Otro síntoma de la amoralidad latente reside en la pérdida de las proporciones. Las cosas interesan en la medida que se ocupa un puesto o un cargo, lo cual otorga poder y el poder es lo que cuenta, no para transformar y construir sino en beneficio propio o para repartir dádivas clientelares. No importa cuáles sean los conocimientos ni capacidades, la experiencia que se posea o cualquier otra cuestión inherente de forma sustantiva al cargo, lo que importa es tenerlo. Desde la Ilustración se vienen formulando críticas y sarcasmos sobre actitudes similares, sin gran éxito por otra parte.

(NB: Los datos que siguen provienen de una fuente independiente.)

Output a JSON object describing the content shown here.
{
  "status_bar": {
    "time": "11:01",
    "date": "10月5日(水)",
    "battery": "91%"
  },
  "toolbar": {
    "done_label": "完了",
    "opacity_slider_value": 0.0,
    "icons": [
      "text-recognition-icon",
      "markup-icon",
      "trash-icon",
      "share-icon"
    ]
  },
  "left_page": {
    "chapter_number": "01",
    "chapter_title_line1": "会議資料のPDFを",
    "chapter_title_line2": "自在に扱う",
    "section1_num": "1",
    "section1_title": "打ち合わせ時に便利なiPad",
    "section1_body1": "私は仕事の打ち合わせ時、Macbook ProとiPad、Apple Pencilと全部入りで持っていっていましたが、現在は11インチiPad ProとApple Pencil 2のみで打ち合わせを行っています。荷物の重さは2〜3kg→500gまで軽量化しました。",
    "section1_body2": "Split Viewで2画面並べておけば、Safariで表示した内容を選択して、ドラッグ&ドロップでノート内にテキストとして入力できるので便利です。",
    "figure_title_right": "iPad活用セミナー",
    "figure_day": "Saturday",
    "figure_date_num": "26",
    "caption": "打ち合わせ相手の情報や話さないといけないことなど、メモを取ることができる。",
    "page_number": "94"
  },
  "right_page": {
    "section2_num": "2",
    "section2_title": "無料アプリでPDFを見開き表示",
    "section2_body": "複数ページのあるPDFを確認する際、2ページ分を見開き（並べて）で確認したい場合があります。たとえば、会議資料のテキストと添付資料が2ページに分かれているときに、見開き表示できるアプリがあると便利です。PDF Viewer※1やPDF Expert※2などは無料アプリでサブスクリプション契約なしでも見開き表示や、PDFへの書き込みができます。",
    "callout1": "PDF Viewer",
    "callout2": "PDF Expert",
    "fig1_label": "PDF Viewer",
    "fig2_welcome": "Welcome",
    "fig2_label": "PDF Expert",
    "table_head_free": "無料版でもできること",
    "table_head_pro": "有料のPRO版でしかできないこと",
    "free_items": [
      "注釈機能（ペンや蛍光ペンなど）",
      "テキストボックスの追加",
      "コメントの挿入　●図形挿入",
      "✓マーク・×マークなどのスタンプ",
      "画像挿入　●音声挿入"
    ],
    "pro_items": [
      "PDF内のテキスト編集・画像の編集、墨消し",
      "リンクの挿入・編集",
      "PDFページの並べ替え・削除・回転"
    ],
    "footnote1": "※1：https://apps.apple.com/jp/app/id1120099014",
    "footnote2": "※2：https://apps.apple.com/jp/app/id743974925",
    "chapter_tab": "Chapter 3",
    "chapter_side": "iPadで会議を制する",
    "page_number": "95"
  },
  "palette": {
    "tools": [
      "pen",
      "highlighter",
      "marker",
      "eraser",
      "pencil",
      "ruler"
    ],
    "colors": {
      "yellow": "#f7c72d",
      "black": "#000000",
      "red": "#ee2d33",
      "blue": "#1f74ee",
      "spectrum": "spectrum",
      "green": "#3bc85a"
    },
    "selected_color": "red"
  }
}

Recuerdo la desazón y la ira de Adolfo Marsillach cuando en un debate televisivo en la segunda cadena, fue increpado por un mozalbete que le dijo que a ver cuándo dejaban las poltronas los mayores para que las ocuparan ellos. Se refería de los ministros hacia abajo. En ningún momento se planteó si se precisaban conocimientos específicos para ocupar un cargo público, lo importante era sentarse en la poltrona y ya se verían. Claro que lo de ser ministro se ha puesto en ocasiones tan barato y es tanta la incompetencia de alguno que así se abona ese dislate.
El profesor Vidal Beneyto tenía razón al afirmar con no poco susto que España se había convertido en el país más amoral de Europa. Creo que poseemos demasiados indicios para estar de acuerdo con el diagnóstico. Quizás le faltó remachar, insisto, que quienes votan a un candidato encausado en un proceso de corrupción, fraude, prevaricación, etc., muchas veces saqueando a los propios ciudadanos, son tan amorales como él. Porque en su fuero interno lo heroifican, lo aclaman como modelo y sueñan con poder hacer lo mismo. Pero más grave aún es pensar hacia donde vamos y ésta es una cuestión que debía preocuparnos a todos.